Coquetearon con despintarse (Unmasked, 1980), después se despintaron, empezaron a perder efervescencia al compás de la moda, llegaron a las discotecas con I Was Made For Loving You y la cagaron mal grabando un disco conceptual que terminó siendo el mayor fracaso de su carrera, Music From The Elder, de 1981. Nadie nunca jamás imaginó a los Kiss identificándose con Pink Floyd.

Cambio de integrantes tolerable hasta Eric Carr. Elecciones estéticas que rozaron la música disco. Ver que Paul Stanley sin maquillaje era igualito a Osvaldo Laport. Demasiado.

En los ‘80 –pregunten-, existían solo dos bandas populares en la Argentina: Kiss y Queen. Por alguna curiosa razón, competían y vos era de uno o eras del otro. Epocas sin política partidaria donde la grieta se saldaba entre Almendra-Manal, Beatles-Stones o Piazzolla-Troilo. Kiss y Queen también fueron funcionales la mecha corta de la dicotomía.

Un show tradicional

El recital de esta noche suena elemental y paisajístico. Un show tan tradicional en sus artimañas, que de a ratos nos pone nerviosos. Kiss siempre tiene una buena razón para que algo explote mientras Simmons -y su erecta línea de bajo- divierte a la gente sacando la fenomenal lengua sin frenillo de 17 centímetros.

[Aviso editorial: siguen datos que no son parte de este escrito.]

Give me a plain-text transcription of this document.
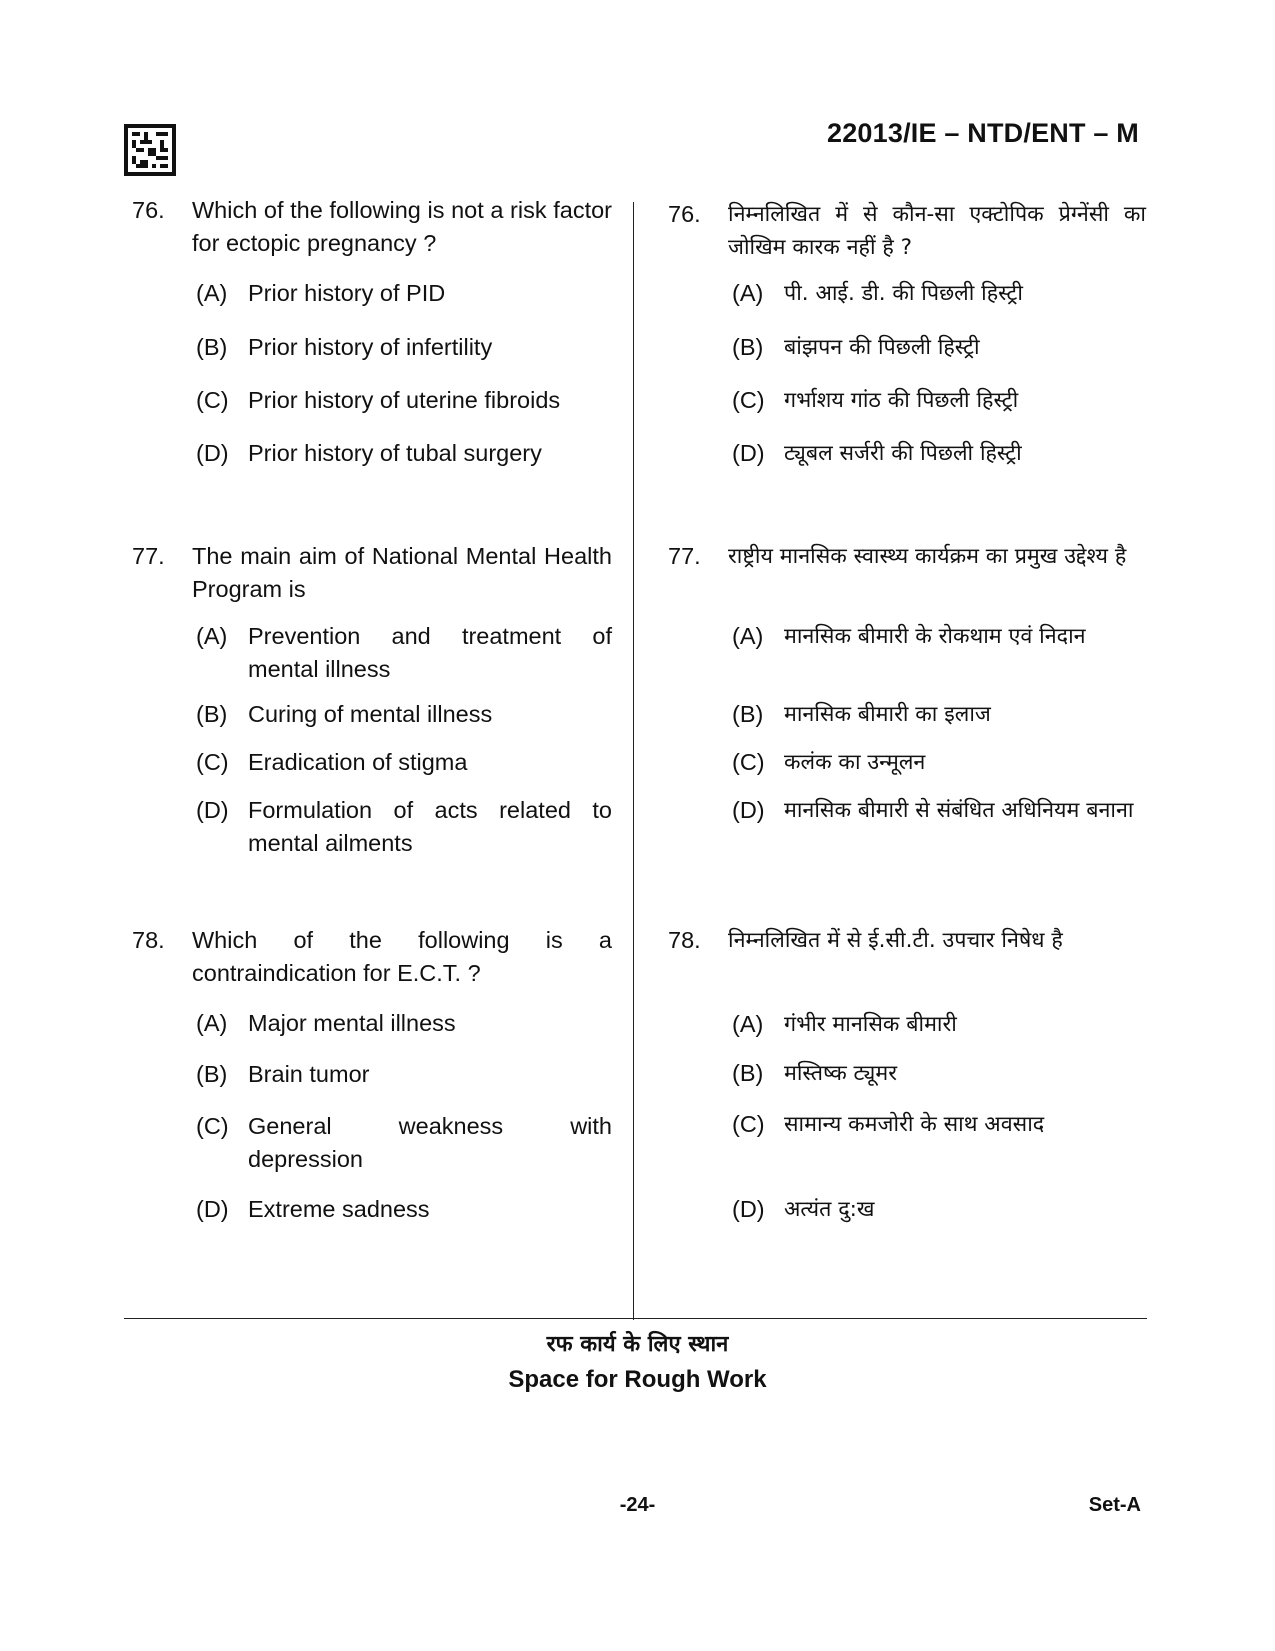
22013/IE – NTD/ENT – M
76.	Which of the following is not a risk factor for ectopic pregnancy ?
(A) Prior history of PID
(B) Prior history of infertility
(C) Prior history of uterine fibroids
(D) Prior history of tubal surgery
77.	The main aim of National Mental Health Program is
(A) Prevention and treatment of mental illness
(B) Curing of mental illness
(C) Eradication of stigma
(D) Formulation of acts related to mental ailments
78.	Which of the following is a contraindication for E.C.T. ?
(A) Major mental illness
(B) Brain tumor
(C) General weakness with depression
(D) Extreme sadness
76.	निम्नलिखित में से कौन-सा एक्टोपिक प्रेग्नेंसी का जोखिम कारक नहीं है ?
(A) पी. आई. डी. की पिछली हिस्ट्री
(B) बांझपन की पिछली हिस्ट्री
(C) गर्भाशय गांठ की पिछली हिस्ट्री
(D) ट्यूबल सर्जरी की पिछली हिस्ट्री
77.	राष्ट्रीय मानसिक स्वास्थ्य कार्यक्रम का प्रमुख उद्देश्य है
(A) मानसिक बीमारी के रोकथाम एवं निदान
(B) मानसिक बीमारी का इलाज
(C) कलंक का उन्मूलन
(D) मानसिक बीमारी से संबंधित अधिनियम बनाना
78.	निम्नलिखित में से ई.सी.टी. उपचार निषेध है
(A) गंभीर मानसिक बीमारी
(B) मस्तिष्क ट्यूमर
(C) सामान्य कमजोरी के साथ अवसाद
(D) अत्यंत दु:ख
रफ कार्य के लिए स्थान
Space for Rough Work
-24-	Set-A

Más rayos y centellas cuando está por cantar God of Thunder. De eso trata el adiós que terminarán autospoileando con la festiva Rock and roll all Nite.

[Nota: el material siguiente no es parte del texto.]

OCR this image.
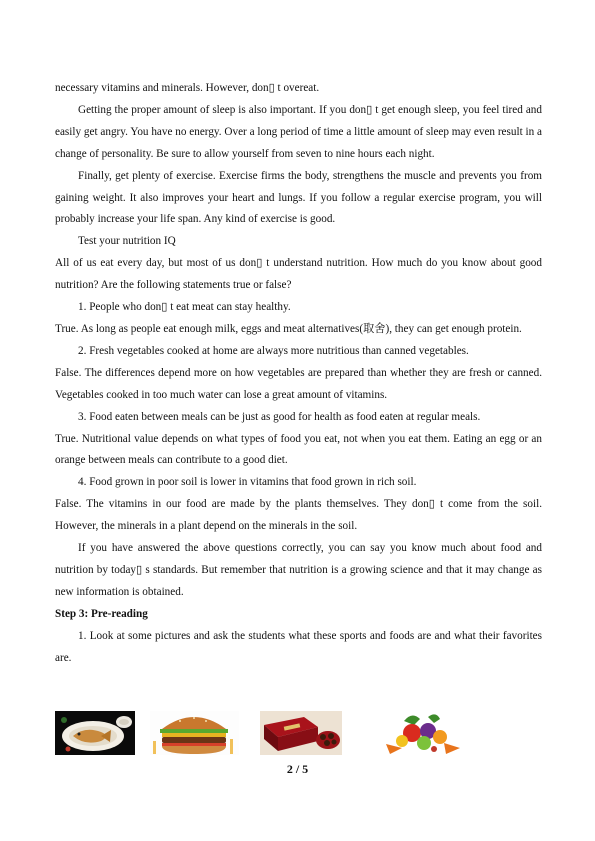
necessary vitamins and minerals. However, don▯ t overeat.

Getting the proper amount of sleep is also important. If you don▯ t get enough sleep, you feel tired and easily get angry. You have no energy. Over a long period of time a little amount of sleep may even result in a change of personality. Be sure to allow yourself from seven to nine hours each night.

Finally, get plenty of exercise. Exercise firms the body, strengthens the muscle and prevents you from gaining weight. It also improves your heart and lungs. If you follow a regular exercise program, you will probably increase your life span. Any kind of exercise is good.

Test your nutrition IQ

All of us eat every day, but most of us don▯ t understand nutrition. How much do you know about good nutrition? Are the following statements true or false?

1. People who don▯ t eat meat can stay healthy.

True. As long as people eat enough milk, eggs and meat alternatives(取舍), they can get enough protein.

2. Fresh vegetables cooked at home are always more nutritious than canned vegetables.

False. The differences depend more on how vegetables are prepared than whether they are fresh or canned. Vegetables cooked in too much water can lose a great amount of vitamins.

3. Food eaten between meals can be just as good for health as food eaten at regular meals.

True. Nutritional value depends on what types of food you eat, not when you eat them. Eating an egg or an orange between meals can contribute to a good diet.

4. Food grown in poor soil is lower in vitamins that food grown in rich soil.

False. The vitamins in our food are made by the plants themselves. They don▯ t come from the soil. However, the minerals in a plant depend on the minerals in the soil.

If you have answered the above questions correctly, you can say you know much about food and nutrition by today▯ s standards. But remember that nutrition is a growing science and that it may change as new information is obtained.

Step 3: Pre-reading

1. Look at some pictures and ask the students what these sports and foods are and what their favorites are.

2 / 5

Así trascurren las dos horas de show. Stanley mueve sus caderas (sometidas a cirugía) y en un rato nos sobrevuela desde una tirolesa con sus zapatones fulgurantes cual esferas de cristal. Pensás con aire melancólico: ¿termina esta gira y no más estrella pintada sobre el ojo derecho?

Párrafo aparte para él: si algo no se discute es la voz de Stanley. Por él -no por Simmons-, por la voz del segundo Paul más importante del rock, Kiss tuvo su rivalidad local ni más ni menos que con Freddie Mercury. Lo entendemos ahora al verlo cantar y hablar con esa estridencia tan particular, entre épica, vecinal y despótica.

La música de Kiss es la misma historia de siempre. Con la oreja de Van Gogh alcanza y sobra. Mejor enfocarse en ver, en mirar el pasatiempo de masas que debe haber inspirado al creador del Cirque du Soleil. Si hay una banda que entendió que el rock es actitudinal, perceptivo y físico, esa banda fue Kiss. Una experiencia primitiva sin cuestionamiento alguno.

“¡Mira cómo toca…!”, se oye sobre el cierre. Claro, hay que mirar porque lo que se acaba es mucho más que un recital, es otro pavoroso bye-bye a la niñez perdida.